Saturday, July 17, 2010

Now We're Getting Somewhere


Round two of the Kamut Levain. I did everything exactly the same, except for one thing: during the bulk fermentation stage (when one lets the dough rise for about four hours) I did two "letter fold turns." This involves dumping the dough out, stretching it into a rectangle, folding it in thirds, and returning it to the rising container. My internet research assured me that this would lead to better oven spring, and the internet was right. The oven spring was nice, and the crust color better, and I swear the bread tastes better too. So: letter fold turns. Not a dispensable step.

Friday, July 16, 2010

Kamut Levain


This is the Kamut Levain from Local Breads. It is extremely delicious; my spouse declared it my best yet and the best bread he's ever had. He's a man who is generous with his praise, but still; I'm pleased. The only thing is that it had pathetic oven spring, and I don't know why. Over-proofing? Flour without pep? I know the levain itself is nice and active, so I guess I'll just keep playing. I've reached the beginner's plateau where I've stopped being delighted when the bread works at all and have started to worry about how to make it work *right.* Good thing wrong bread tastes so good.

Sunday, July 11, 2010

Whole Wheat Chia Seed Sourdough

This bread shows both how much I don't yet know about making bread, and how totally forgiving and rewarding a learning process bread making is. I followed (I use the word loosely) this recipe. I was interested because I'd had a bag of chia seed in my fridge for about six months; I bought it and then never figured out how to use it.
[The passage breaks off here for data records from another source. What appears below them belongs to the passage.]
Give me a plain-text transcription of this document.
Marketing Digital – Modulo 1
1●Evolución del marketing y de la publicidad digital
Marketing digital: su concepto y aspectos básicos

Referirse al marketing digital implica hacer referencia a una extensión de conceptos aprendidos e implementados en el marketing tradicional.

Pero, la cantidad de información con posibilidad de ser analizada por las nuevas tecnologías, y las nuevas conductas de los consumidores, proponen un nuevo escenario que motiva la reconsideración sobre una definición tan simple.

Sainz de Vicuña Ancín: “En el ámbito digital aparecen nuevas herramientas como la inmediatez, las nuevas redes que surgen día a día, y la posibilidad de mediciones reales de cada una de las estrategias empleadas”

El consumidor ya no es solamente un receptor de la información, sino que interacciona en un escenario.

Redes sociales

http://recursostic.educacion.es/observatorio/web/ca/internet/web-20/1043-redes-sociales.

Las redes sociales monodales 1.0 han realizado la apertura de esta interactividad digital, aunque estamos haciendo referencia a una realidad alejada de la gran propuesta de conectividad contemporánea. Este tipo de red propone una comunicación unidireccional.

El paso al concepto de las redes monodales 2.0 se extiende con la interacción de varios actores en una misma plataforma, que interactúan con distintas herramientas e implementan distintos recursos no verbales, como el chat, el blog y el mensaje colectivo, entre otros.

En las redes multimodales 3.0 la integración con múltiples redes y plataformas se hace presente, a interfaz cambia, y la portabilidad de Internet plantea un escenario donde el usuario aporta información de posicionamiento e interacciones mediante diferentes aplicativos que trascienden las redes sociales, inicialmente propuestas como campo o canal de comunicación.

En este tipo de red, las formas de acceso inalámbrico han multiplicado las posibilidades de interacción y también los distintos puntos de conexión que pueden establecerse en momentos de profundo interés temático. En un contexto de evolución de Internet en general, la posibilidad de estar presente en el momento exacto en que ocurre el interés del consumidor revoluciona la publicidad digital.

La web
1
It turns out that chia seed can absorb incredible amounts of water, and turns into a gel; added to bread dough, this results in a lot of moisture and nice flavor. Because I was winging things I ended up with a lot more water in my dough than I meant to have, and I clearly have no idea how to shape or slash a wet dough. Hence the blobular batards I ended up with. But so what? They taste wonderful.

Thursday, July 8, 2010

Whole Wheat Mash Bread II

My first sub-par loaf of bread! Two things changed: I used a new brand of flour, and I only used half the starter I was supposed to. The problem is undoubtedly the second of those things, and basically what happens when one bakes on too little sleep. Bakes half-baked, so to speak. Never mind; even sub-par bread is still pretty good. We had it last night with grilled hake and a salad of tomatoes, cucumbers, and red onions.

Sunday, June 20, 2010

Whole Wheat Mash Bread


This is my first recipe from Peter Reinhart's Whole Grain Breads. It is also my first use of a "mash" in bread baking: a mash is a gelatinized mass of flour that has been hydrated and kept warm for a few hours until various enzymatic activities have had time to do their work. The bread also uses a nice big bit of starter. Let me tell you something: this is a crazy good loaf of bread, and you would never guess it's entirely whole wheat (a good thing). The color balance is off in the top photo; it is much more golden than it appears here (as you can see in the bottom photo).

Happy Father's Day!


We celebrated with homemade English muffins. I found the recipe here: http://www.thefreshloaf.com/handbook/whole-wheat-sourdough-english-muffins. The dough was very wet and (for me) kind of hard to work with, but it didn't matter. As usual, no matter how many things I did wrong, the end result was delicious for this starter-raised bread.